Bunyavirus transmission is controlled by restricting the arthropod vector or vertebrate reservoir. Personal measures, such as the use of proper protective clothing, repellents, bed nets, and house screens, are effective but are often forgotten. Pesticides are used on a community-wide basis, as well as at the breeding sites of arthropods. Proper disposal of tires (a breeding site of the mosquito transmitting La Crosse encephalitis virus) is effective. Rodenticides are used in outbreaks of hemorrhagic fever with renal syndrome.

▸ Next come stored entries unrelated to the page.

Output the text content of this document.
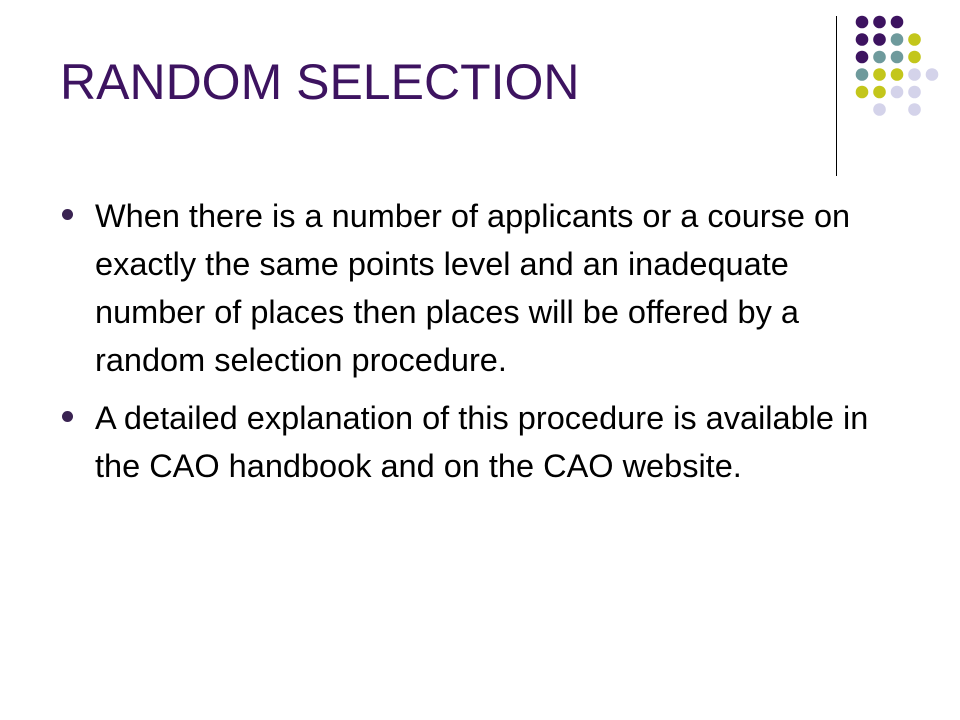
RANDOM SELECTION
When there is a number of applicants or a course on exactly the same points level and an inadequate number of places then places will be offered by a random selection procedure.
A detailed explanation of this procedure is available in the CAO handbook and on the CAO website.
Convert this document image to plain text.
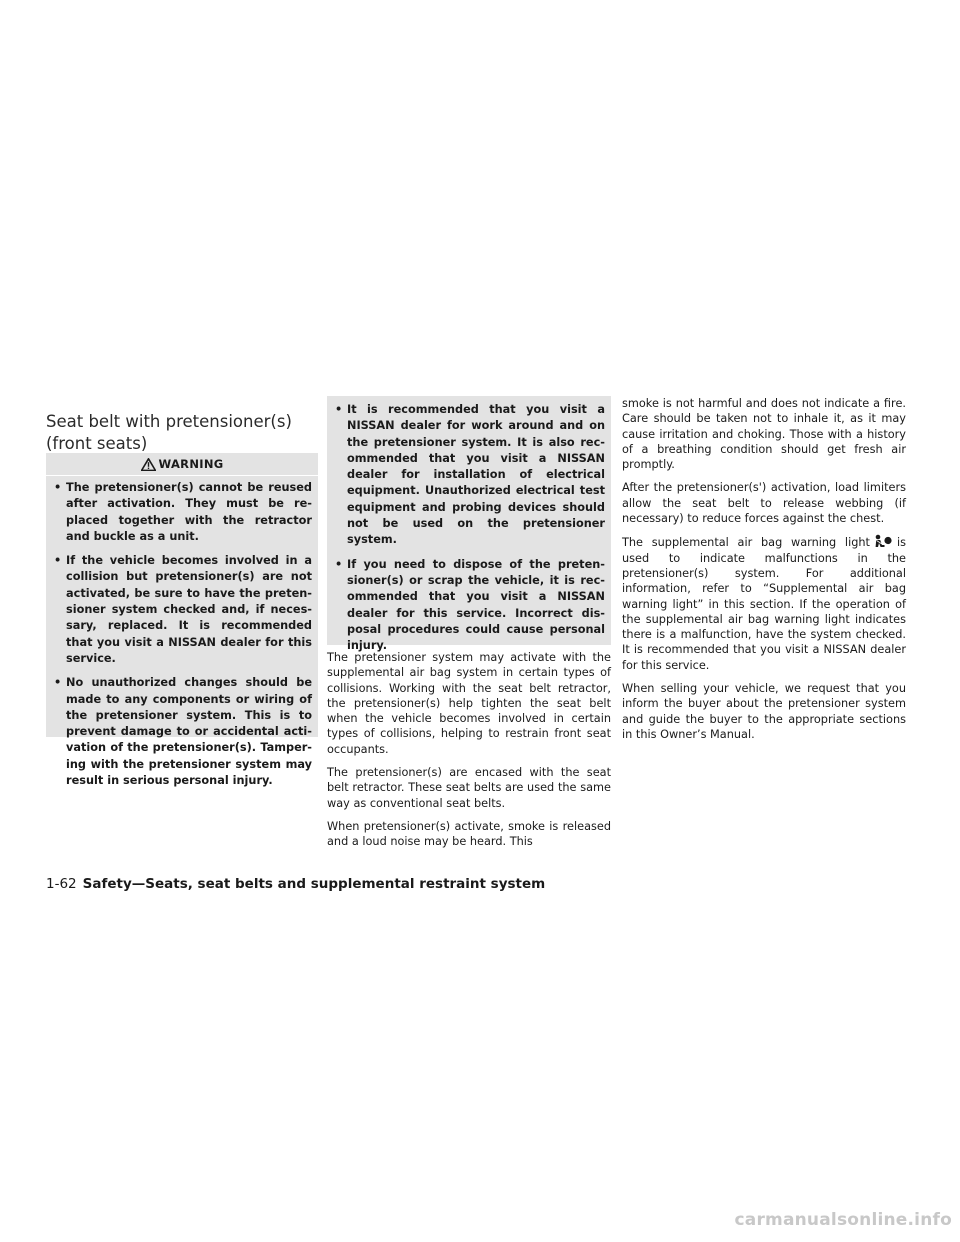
Seat belt with pretensioner(s)
(front seats)
WARNING
• The pretensioner(s) cannot be reused after activation. They must be replaced together with the retractor and buckle as a unit.
• If the vehicle becomes involved in a collision but pretensioner(s) are not activated, be sure to have the pretensioner system checked and, if necessary, replaced. It is recommended that you visit a NISSAN dealer for this service.
• No unauthorized changes should be made to any components or wiring of the pretensioner system. This is to prevent damage to or accidental activation of the pretensioner(s). Tampering with the pretensioner system may result in serious personal injury.
• It is recommended that you visit a NISSAN dealer for work around and on the pretensioner system. It is also recommended that you visit a NISSAN dealer for installation of electrical equipment. Unauthorized electrical test equipment and probing devices should not be used on the pretensioner system.
• If you need to dispose of the pretensioner(s) or scrap the vehicle, it is recommended that you visit a NISSAN dealer for this service. Incorrect disposal procedures could cause personal injury.

The pretensioner system may activate with the supplemental air bag system in certain types of collisions. Working with the seat belt retractor, the pretensioner(s) help tighten the seat belt when the vehicle becomes involved in certain types of collisions, helping to restrain front seat occupants.

The pretensioner(s) are encased with the seat belt retractor. These seat belts are used the same way as conventional seat belts.

When pretensioner(s) activate, smoke is released and a loud noise may be heard. This

smoke is not harmful and does not indicate a fire. Care should be taken not to inhale it, as it may cause irritation and choking. Those with a history of a breathing condition should get fresh air promptly.

After the pretensioner(s') activation, load limiters allow the seat belt to release webbing (if necessary) to reduce forces against the chest.

The supplemental air bag warning light is used to indicate malfunctions in the pretensioner(s) system. For additional information, refer to “Supplemental air bag warning light” in this section. If the operation of the supplemental air bag warning light indicates there is a malfunction, have the system checked. It is recommended that you visit a NISSAN dealer for this service.

When selling your vehicle, we request that you inform the buyer about the pretensioner system and guide the buyer to the appropriate sections in this Owner’s Manual.

1-62 Safety—Seats, seat belts and supplemental restraint system
carmanualsonline.info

Rift Valley fever vaccines are used in Africa to immunize sheep and cattle and hence to stop the transmission cycle to humans. A human vaccine for Crimean-Congo hemorrhagic fever is used in the former Soviet Union and Bulgaria. Human vaccine is also used in Asia to prevent hemorrhagic fever with renal syndrome. Treatment of cases of hemorrhagic fever with renal syndrome during the first week of illness with ribavirin has proved efficacious.
Patients in the viremic phase of illness should be protected from arthropod bites by the use of pesticides, bed nets, and screening. Medical personnel who care for viremic patients should be careful in handling needles and surgical instruments to prevent accidental transmission by blood. When hemorrhage occurs, as in Crimean-Congo hemorrhagic fever, hospital personnel should wear a gown and mask to prevent aerosol infection. For other bunyavirus infections, no quarantine, isolation, or concurrent disinfection is needed other than the precautions noted above.